Car le nerf de la guerre, ici, est l’équivalence du diplôme de médecine à 6 ans, qui ne serait plus reconnu par la plupart des pays qui accueillent les étudiants marocains. Cette conformité des diplômes est nécessaire pour obtenir des bourses étrangères, et surtout pour prétendre travailler dans les hôpitaux du monde tout en poursuivant les études.
Le ministre de la Santé, Khalid Aït Taleb, sait qu’il doit enrayer la fuite de l’élite marocaine médicale vers l’étranger. Le Royaume du Maroc est l’un des pays les plus touchés par l’émigration des médecins vers la France. Selon le Conseil national de l’Ordre des médecins, plus de 7.000 médecins marocains exercent en France, soit près de 20% du total des médecins marocains.
Sur les 2.100 médecins formés chaque année, environ 700 quittent le Maroc pour l’Hexagone, l’Allemagne, le Canada ou la Belgique. Le nombre de médecins marocains établis dans le monde a atteint 14.000, soit un peu moins de la moitié des effectifs exerçant au pays. On voit comment la France peut devenir très généreuse avec les médecins du Maghreb, leur proposant de facto une carte de séjour longue durée de 10 ans, et un statut de « Travailleur» SVP et non plus d’étudiant.
Donc un tiers des diplômés en médecine part chaque année à l’étranger, alors que le pays est confronté à un déficit de 47.000 praticiens, selon la Cour des comptes.
La cause est entendue, personne n’a envie de voir partir ailleurs l’un des fleurons de ce que le Maroc forme, et qui réussit avec excellence dans le monde.
Pourtant, la sagesse nous interpelle dans ce dossier. Beaucoup d’experts pensent qu’il faut permettre à plus de Marocains d’accéder aux études de médecine. Il faut dupliquer les facultés et nous obtiendrons ainsi plus de diplômés chaque année pour combler le déficit des praticiens.

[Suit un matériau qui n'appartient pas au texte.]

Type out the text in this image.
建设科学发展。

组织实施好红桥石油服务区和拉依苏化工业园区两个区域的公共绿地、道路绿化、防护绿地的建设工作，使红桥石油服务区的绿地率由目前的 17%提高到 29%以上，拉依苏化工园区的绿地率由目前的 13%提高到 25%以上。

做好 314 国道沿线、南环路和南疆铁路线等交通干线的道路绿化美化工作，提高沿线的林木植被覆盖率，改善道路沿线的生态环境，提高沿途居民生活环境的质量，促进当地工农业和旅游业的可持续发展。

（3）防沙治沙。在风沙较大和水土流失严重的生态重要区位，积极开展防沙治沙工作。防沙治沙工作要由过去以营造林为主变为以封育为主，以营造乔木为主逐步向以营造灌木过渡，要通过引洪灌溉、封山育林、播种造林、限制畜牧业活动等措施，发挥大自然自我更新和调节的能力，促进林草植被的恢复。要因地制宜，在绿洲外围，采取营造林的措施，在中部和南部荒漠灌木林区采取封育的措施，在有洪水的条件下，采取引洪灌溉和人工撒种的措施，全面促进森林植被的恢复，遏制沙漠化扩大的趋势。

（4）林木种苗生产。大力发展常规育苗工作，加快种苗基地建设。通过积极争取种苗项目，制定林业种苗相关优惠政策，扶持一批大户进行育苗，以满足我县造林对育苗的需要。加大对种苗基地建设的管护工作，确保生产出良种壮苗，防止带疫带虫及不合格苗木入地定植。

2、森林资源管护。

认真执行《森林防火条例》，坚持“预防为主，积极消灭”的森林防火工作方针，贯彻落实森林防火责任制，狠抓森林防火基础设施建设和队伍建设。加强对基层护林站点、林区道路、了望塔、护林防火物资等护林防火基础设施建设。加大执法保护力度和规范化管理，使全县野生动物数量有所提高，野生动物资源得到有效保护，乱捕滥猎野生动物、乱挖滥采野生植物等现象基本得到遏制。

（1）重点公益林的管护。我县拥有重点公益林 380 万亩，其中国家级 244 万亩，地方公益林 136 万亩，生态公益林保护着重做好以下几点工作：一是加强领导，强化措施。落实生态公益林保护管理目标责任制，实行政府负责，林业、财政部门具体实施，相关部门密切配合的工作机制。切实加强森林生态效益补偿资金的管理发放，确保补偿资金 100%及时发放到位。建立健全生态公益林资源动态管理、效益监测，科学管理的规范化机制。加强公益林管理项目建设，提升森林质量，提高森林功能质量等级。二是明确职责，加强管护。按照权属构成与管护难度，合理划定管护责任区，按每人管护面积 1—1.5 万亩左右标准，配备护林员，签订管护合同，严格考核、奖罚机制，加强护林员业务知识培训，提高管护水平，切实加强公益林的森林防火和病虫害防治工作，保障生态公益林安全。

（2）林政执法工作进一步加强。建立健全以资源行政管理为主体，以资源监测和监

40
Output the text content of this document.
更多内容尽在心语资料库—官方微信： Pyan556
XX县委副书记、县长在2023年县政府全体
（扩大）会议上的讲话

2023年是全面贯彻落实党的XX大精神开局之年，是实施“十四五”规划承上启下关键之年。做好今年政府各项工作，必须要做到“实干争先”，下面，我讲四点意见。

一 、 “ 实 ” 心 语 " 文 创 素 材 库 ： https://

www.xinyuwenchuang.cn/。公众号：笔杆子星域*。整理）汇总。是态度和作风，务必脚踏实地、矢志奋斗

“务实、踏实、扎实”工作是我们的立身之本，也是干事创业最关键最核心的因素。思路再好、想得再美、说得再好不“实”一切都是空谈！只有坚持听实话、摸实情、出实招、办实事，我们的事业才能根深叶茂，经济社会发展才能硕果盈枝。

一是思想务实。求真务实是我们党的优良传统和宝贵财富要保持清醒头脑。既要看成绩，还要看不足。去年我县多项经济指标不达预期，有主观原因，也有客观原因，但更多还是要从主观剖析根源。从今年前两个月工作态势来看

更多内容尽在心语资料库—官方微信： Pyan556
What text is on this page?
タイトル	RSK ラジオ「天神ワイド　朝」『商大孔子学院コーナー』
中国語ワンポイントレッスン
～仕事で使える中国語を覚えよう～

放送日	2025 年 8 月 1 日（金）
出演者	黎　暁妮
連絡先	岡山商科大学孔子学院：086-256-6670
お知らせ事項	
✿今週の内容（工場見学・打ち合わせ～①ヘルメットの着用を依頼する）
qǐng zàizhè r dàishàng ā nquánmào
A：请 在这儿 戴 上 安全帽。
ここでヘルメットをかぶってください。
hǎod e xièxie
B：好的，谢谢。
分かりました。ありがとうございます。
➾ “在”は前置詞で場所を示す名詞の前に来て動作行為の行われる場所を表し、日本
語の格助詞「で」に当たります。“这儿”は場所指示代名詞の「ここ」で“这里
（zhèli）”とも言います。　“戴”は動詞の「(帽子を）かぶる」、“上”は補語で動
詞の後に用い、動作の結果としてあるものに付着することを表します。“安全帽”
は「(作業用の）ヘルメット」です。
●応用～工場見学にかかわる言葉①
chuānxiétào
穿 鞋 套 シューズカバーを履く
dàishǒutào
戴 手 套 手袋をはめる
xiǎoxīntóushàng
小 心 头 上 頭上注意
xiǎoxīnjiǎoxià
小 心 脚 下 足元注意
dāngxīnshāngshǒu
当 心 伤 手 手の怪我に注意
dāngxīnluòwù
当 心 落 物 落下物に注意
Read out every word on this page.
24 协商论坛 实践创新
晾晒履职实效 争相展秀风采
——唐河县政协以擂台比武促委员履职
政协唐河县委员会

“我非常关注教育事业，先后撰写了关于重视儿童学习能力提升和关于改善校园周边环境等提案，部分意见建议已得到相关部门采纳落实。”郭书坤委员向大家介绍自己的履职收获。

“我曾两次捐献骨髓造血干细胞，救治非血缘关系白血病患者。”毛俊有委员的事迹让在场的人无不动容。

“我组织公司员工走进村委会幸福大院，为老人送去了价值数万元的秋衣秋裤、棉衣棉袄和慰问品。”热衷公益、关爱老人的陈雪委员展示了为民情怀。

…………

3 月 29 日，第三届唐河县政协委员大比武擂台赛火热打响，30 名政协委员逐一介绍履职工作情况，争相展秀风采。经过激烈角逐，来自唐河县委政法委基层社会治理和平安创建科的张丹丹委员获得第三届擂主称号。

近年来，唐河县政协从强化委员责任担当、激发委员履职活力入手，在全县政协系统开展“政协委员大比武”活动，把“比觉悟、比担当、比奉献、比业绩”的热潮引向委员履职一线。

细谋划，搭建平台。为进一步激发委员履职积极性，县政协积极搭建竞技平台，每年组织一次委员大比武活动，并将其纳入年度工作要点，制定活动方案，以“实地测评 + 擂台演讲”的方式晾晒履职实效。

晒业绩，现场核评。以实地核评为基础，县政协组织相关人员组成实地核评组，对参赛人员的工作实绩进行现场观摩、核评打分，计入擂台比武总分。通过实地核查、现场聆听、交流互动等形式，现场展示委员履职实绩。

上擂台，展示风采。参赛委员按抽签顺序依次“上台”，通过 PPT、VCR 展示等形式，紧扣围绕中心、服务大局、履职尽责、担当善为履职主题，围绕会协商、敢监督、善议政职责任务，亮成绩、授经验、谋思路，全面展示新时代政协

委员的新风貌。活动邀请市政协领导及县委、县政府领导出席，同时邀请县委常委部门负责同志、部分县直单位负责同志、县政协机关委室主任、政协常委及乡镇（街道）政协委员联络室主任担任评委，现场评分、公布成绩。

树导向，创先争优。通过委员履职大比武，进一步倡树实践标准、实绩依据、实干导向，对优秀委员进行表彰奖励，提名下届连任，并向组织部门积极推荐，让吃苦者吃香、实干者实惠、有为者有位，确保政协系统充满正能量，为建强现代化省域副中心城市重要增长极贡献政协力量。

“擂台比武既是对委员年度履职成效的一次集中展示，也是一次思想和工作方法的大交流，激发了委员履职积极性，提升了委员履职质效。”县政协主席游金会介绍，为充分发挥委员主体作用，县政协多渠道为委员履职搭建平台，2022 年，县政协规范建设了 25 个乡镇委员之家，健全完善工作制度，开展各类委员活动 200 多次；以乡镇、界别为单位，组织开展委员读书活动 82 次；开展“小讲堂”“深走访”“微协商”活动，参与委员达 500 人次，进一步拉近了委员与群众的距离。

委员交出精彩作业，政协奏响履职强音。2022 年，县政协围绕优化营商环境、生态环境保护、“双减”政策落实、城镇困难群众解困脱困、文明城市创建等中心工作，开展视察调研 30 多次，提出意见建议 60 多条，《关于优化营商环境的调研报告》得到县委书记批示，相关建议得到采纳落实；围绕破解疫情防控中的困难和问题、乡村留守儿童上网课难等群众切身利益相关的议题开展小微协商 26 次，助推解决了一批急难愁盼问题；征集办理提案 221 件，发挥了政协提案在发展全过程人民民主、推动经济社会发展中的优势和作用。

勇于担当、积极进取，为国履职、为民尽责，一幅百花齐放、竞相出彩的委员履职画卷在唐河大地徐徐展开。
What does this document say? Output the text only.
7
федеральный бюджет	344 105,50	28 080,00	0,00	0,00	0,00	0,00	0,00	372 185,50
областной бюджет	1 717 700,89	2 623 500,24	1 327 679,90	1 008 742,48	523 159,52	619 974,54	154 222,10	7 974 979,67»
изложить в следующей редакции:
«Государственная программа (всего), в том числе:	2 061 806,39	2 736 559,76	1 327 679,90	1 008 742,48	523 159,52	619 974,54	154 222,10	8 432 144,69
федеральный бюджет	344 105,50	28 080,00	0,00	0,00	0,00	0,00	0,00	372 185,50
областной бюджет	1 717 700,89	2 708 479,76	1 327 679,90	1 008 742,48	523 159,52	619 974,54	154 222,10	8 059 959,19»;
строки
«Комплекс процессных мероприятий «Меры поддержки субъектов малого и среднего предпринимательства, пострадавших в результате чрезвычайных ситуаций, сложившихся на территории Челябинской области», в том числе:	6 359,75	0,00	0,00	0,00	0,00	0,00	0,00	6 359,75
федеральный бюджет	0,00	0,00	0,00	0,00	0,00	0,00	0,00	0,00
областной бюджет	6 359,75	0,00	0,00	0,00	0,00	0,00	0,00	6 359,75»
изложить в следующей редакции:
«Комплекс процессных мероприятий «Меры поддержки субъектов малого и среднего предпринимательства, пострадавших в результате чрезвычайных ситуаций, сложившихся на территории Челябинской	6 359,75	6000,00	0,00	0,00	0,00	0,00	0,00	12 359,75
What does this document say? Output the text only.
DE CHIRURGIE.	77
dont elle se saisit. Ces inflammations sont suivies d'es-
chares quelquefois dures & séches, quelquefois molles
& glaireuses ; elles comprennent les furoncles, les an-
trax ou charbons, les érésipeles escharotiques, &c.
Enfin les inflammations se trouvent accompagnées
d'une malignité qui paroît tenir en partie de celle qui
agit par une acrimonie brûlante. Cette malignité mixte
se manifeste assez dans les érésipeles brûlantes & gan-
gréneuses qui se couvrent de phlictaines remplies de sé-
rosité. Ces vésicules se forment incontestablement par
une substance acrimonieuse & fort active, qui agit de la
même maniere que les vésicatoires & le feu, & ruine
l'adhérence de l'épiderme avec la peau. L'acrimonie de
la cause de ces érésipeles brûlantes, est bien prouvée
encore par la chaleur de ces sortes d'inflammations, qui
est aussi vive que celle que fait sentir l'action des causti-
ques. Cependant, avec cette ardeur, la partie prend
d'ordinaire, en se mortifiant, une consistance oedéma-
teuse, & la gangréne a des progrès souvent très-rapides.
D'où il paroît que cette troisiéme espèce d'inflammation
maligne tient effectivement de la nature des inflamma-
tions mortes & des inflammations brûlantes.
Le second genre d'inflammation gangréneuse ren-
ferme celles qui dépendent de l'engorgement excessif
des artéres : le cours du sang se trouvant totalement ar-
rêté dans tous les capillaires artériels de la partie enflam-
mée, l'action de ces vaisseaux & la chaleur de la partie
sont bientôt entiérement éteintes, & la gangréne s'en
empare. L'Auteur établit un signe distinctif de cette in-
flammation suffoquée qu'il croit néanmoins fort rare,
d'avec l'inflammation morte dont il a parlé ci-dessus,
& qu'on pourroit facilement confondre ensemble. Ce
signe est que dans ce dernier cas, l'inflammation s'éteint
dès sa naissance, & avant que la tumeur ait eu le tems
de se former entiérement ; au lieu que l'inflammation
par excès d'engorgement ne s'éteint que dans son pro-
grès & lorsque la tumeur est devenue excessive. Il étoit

C’est comme ça que plusieurs pays ont résorbé le problème, sans empêcher leurs diplômés de partir ailleurs s’ils le désirent.
Forcer les oulad chahb à rester dans leur pays n’est pas une solution moderne, humaine. Elle brise des rêves sans résoudre la problématique du déficit des praticiens. Il faut inciter autrement l’élite médicale: par de meilleurs salaires et plus de moyens dans son environnement de travail.
Depuis le gouvernement Jettou, dans les années 2000, l’État propose des stratégies pour former davantage de praticiens, mais les résultats n’ont jamais suivi. Celle-là, non plus, ne va pas réussir. Elle ne renflouera pas les ressources humaines manquantes des hôpitaux du Maroc.
C’est pourquoi ce bras de fer entre la Commission nationale des étudiants et le gouvernement semble absurde. Il fera des victimes et des sacrifiés de la cause estudiantine, sans apporter une solution définitive au problème. C’est tout.